Identity and Access Management IAM AWS
You may safely manage access to AWS resources with the aid of the web service known as AWS Identity and Access Management (IAM). Permissions that restrict which AWS resources users can access can be managed with IAM. IAM is used to manage who has access to utilize resources and who is authenticated (signed in). Identity and Access Management IAM AWS offers the framework required to manage authorization and authentication for your AWS accounts. Manage identities and access to AWS resources and services securely.
Why use IAM?
To enable your agility and creativity in AWS, use AWS Identity and Access Management IAM to safely manage and grow worker access and workload.
How does IAM work?
The infrastructure required to manage authorization and authentication for your AWS account is provided by Identity and Access Management IAM AWS.
Initially, an application or a human user authenticates with AWS using their sign-in credentials. IAM authenticates authorization to use AWS by comparing the sign-in credentials to a principal (an IAM user, federated user, IAM role, or application) that the AWS account trusts.
IAM then requests that the principal be given access to resources. In response to an authorisation request, IAM either approves or rejects access. For instance, you aren’t accessing a certain service when you initially log in to the console and are on the console’s home page. You submit an authorisation request to IAM for the service you have chosen. IAM confirms that your name is on the list of authorised users, ascertains which policies govern the amount of access that is allowed, and assesses any additional policies that may be in place. Authorisation requests can be made by principals from your AWS account or from another AWS account you trust.
The principal can act or operate on resources in your AWS account after being given permission. The principal might, for instance, delete Amazon Simple Storage Service buckets, change IAM group membership, or start a new Amazon Elastic Compute Cloud instance. This procedure using the IAM infrastructure is depicted in the following diagram:

Advantages of IAM
Establish fine-grained access and authorization guardrails
For your workloads, use fine-grained access restrictions to progress towards least privilege and set and monitor guardrails with broad permissions.
Oversee worker IDs and workload across all of your AWS accounts
You can centrally link identities to several AWS accounts or manage identities across a single AWS account.
To access your AWS resources, use temporary security credentials and permission sets
Give your workforce access using AWS IAM Identity Centre and temporary security credentials for workloads that use IAM to access your AWS resources.

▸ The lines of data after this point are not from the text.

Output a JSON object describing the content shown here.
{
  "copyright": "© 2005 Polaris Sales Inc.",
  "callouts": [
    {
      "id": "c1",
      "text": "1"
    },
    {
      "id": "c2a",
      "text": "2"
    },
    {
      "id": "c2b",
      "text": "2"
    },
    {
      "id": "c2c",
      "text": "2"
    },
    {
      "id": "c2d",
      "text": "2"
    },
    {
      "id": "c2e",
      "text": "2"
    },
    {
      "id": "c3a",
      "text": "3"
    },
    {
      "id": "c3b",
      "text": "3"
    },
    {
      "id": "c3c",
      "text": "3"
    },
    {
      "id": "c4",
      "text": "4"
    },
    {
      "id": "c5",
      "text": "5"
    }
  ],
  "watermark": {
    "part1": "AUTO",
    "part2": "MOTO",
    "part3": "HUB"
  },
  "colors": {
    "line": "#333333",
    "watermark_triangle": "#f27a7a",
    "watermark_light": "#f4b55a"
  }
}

As you proceed towards least privilege, examine access and confirm IAM policies
Create least-privilege policies, check for unused and external access to resources, and continuously assess permissions to ensure they are appropriate.
Use cases
Use attribute-based access control to scale and implement fine-grained permissions
Using attribute-based access control, create granular permissions based on user factors like department, job role, and team name.
Set up preventative and organisational-wide AWS guardrails
Create a data perimeter around your accounts in AWS Organisations and set permissions guardrails for IAM users and roles using service control policies.
Permissions should be set, checked, and sized to the least privilege
As you establish, confirm, and improve policies on the path to least privilege, simplify permissions administration and make use of cross-account discoveries.
Summary
You may define who has access to which AWS services and resources, as well as under what circumstances, by using Identity and Access Management IAM AWS. IAM comes free of charge and is a component of your AWS subscription. AWS Management Console to begin utilising IAM or, if you have already registered with AWS, to log in.
FAQs
IAM policies: what are they?
Permissions are defined by IAM policies for the entities to which they are attached. For instance, affix a policy to an IAM position in order to allow access to it. Requests are either approved or rejected based on the permissions specified in the policy. Additionally, you can provide direct, cross-account access by attaching policies to specific resources, such Amazon S3 buckets. Additionally, you can limit access to numerous accounts by attaching policies to an AWS organisation or organisational unit. When an IAM role submits a request, AWS assesses these policies.